La réactivité est également recherchée dans le cadre de projets de déploiements de véritables applications métiers sur téléphones mobiles, que ce soit dans l’informatique décisionnelle ou la gestion de la relation client (CRM). Ainsi, courant 2010, Axa devrait décliner son application de CRM, basée sur une solution de l’éditeur français eFront, sur les Blackberry de certains de ses agents généraux qui travaillent de façon nomade, afin d’adjoindre aux fonctionnalités classiques d’un smartphone (agenda, e-mail) la traçabilité de la relation client. Un projet qui pourrait illustrer la grande tendance à venir : « Ce qui intéresse les grands comptes de la banque et de l’assurance, c’est la relation client, analyse Dany Tanguy, business developper d’activités web multiterminal chez Orange Business Services.
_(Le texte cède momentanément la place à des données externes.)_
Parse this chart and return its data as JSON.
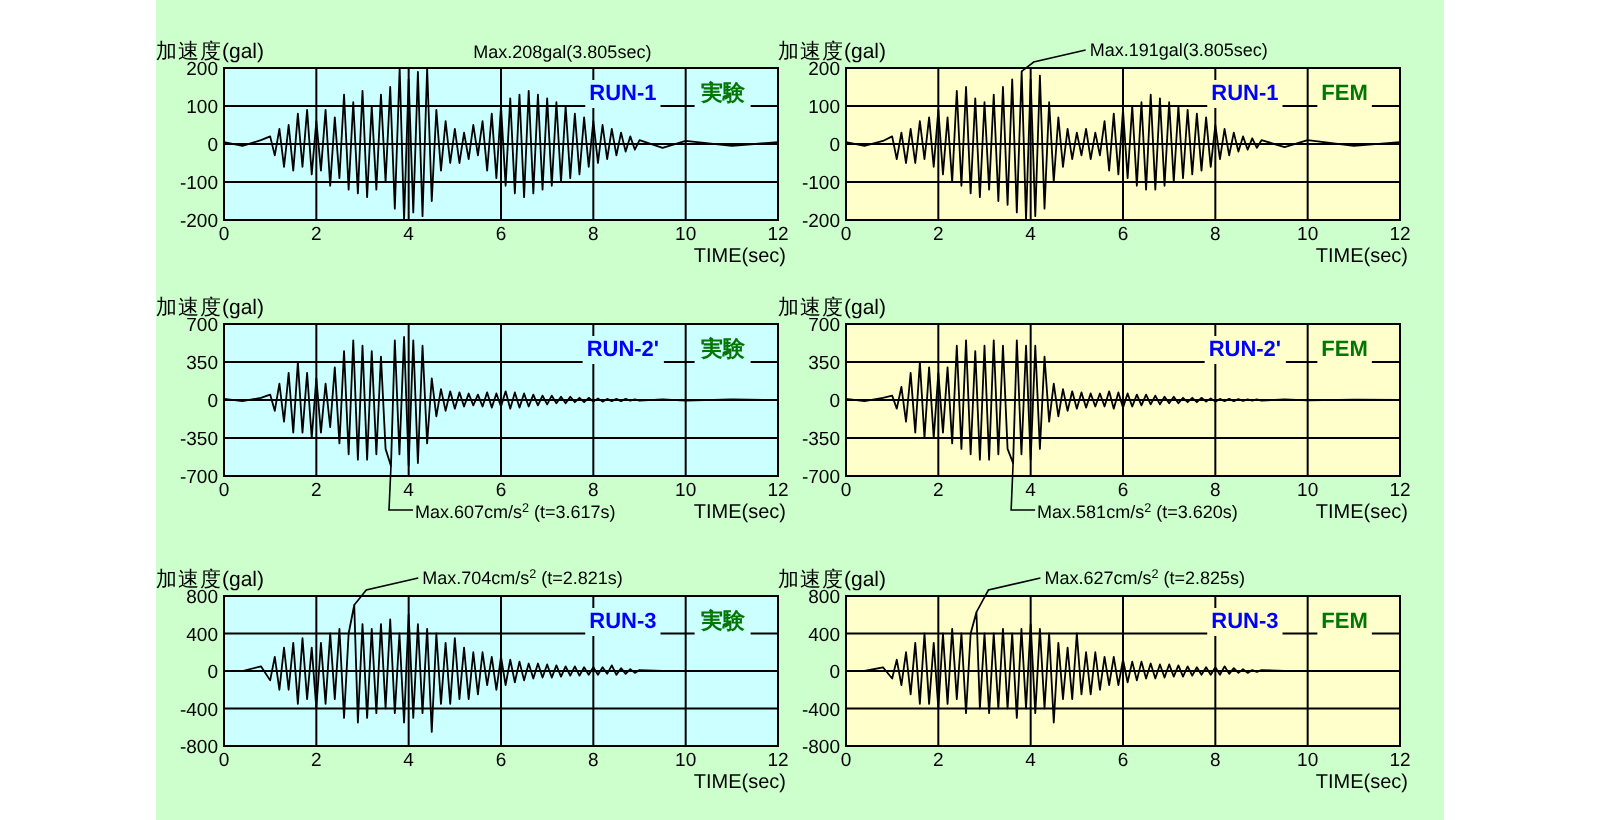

Et ils ont engagé des travaux pour mettre à la disposition de leurs collaborateurs, de leurs clients et de leurs centre d’appels, les mêmes applications, distribuées en fonction des droits et du terminal de chacun. »

Informatique décisionnelle

Autre domaine de développement d’applications mobiles dans lequel la réactivité est un atout, l’informatique décisionnelle. « Les premiers à profiter de la mobilité en entreprise sont les cadres dirigeants », affirme Alexandre Schneider. Ainsi, à la fin du printemps 2009, la banque italienne UniCredit reconnaissait travailler avec la société Tagetik, éditrice de solutions de CPM (corporate performance management), sur un pilote de tableaux de bord consultables sur téléphone mobile. Ce projet, initié avec les seuls membres du comité de direction, devrait être déployé progressivement à l’ensemble des dirigeants de la banque : « Si le pilote, concernant sept à huit personnes, nous donne satisfaction, nous développerons cette solution de mobilité », confiait alors Roberto Monachino, responsable des projets stratégiques à la direction financière d’UniCredit. « C’est une tendance forte, de plus en plus intégrée dans les projets, cela commence par quelques ‘happy few’ et le déploiement est progressif, confirme Alexandre Schneider. Tous nos prospects nous demandent si nos solutions sont compatibles en mobilité. Néanmoins, elle est rarement à l’origine du projet. » Prelytis compte parmi ses clients du monde de la finance le courtier en assurance Assor depuis 2008 et Laser Cofinoga depuis 2009. « Les deux utilisent nos solutions de ‘business intelligence’ via des téléphones mobiles munis d’un navigateur internet, sans que nous sachions réellement quelle est la proportion des utilisateurs dans cette configuration », souligne Alexandre Schneider, qui précise avoir trois autres prospects dans le domaine de la finance.